Indian brands make a mark in the 100 luxury goods list: Deloitte Report

27 May,2016

By A Correspondent


The world’s 100 largest luxury goods companies generated sales of $222 billion in financial year 2014, 3.6 percent higher year-on-year. Three India brands Titan (#32), Gitanjali Gem (#40) and PC Jewellers (#44) were featured for the first time in top 100 according to the Global Powers of Luxury Goods 2016 report of Deloitte titled “Disciplined Innovation”.


Among the Top 10 companies globally, three are luxury conglomerates participating in multiple sectors of the luxury good market. The top three companies are Louis Vuitton SA (Louis Vuitton, Bulgari, Pucci, Donna Karan, TAG Heuer), Richemont (Cartier, Van Cleef & Arpels, Montblanc, Chloé) and Estée Lauder (Estée Lauder, M.A.C., Aramis, Clinique, Aveda, Jo Malone; Licensed fragrance brands). Swatch Group (Breguet, Longines, Omega, Rado; Licensed watch brands) lost the #1 position as the ‘highest net profit margin Top 10 Company’ that it had held for the previous two years to Louis Vuitton, but only because of the exceptional profit reported by the company for the Hermès shares.

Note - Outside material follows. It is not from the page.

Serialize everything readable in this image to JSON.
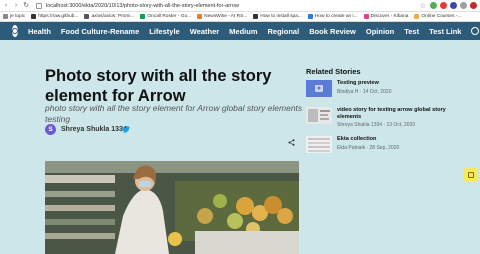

Anil Talreja, Partner, Deloitte Haskins & Sells LLP said “We are on the verge of entering into the second half of ‘decade of change’ for Luxury Goods Sector with an expectation of remarkable changes by 2020. Due to economic challenges there is a possibility that the global luxury goods sector is likely to grow slow in 2016 in important markets such as China and Russia. However, we see India as a growing market for Luxury Goods due to key factors like improved purchasing power, better consumer buying behaviours, the merging of channels and business model, the growing importance of the millennial consumer; and the continued impact of the global economy.”


The luxury sector has not been immune to the rise of e-commerce. The original challenge for luxury brands was how to replicate the luxury shopping experience online, but increasingly the more valuable investment is how to use digital technology to enhance the luxury store experience. Many luxury brands have chosen to use mobile technology, but with m-commerce, there is the challenge of how to replicate the full luxury experience on a four inch screen. But it is the last mile, the final delivery to the home, where the true battleground exists. The luxury consumer now has a larger range of purchase and delivery options than ever before.


The number of all-round high performers has doubled: 15 companies achieved double-digit growth in luxury goods sales and a double-digit net profit margin in 2014, compared to last year’s report. For the 80 reporting companies, asset turnover (the ratio of sales to assets) was stable at 0.8 times, resulting in a composite return on assets of 9.0 per cent in 2014, compared to 8.6 per cent in 2013.The average luxury goods annual sale for a Top 100 company is now $2.2 billion.


M&A activities has reshaped the luxury goods market, premium and luxury goods companies are continuing to make deals in order to regain control of the design and distribution of existing brands. The sector is slowly but surely embracing the new digital reality and the opportunities it presents. Luxury goods companies’ have acquired cutting-edge technology firms in an effort to turn digital into a competitive advantage. Private equity firms continue to invest in the sector, with the objective of unlocking value in premium and luxury brands and capturing future growth opportunities.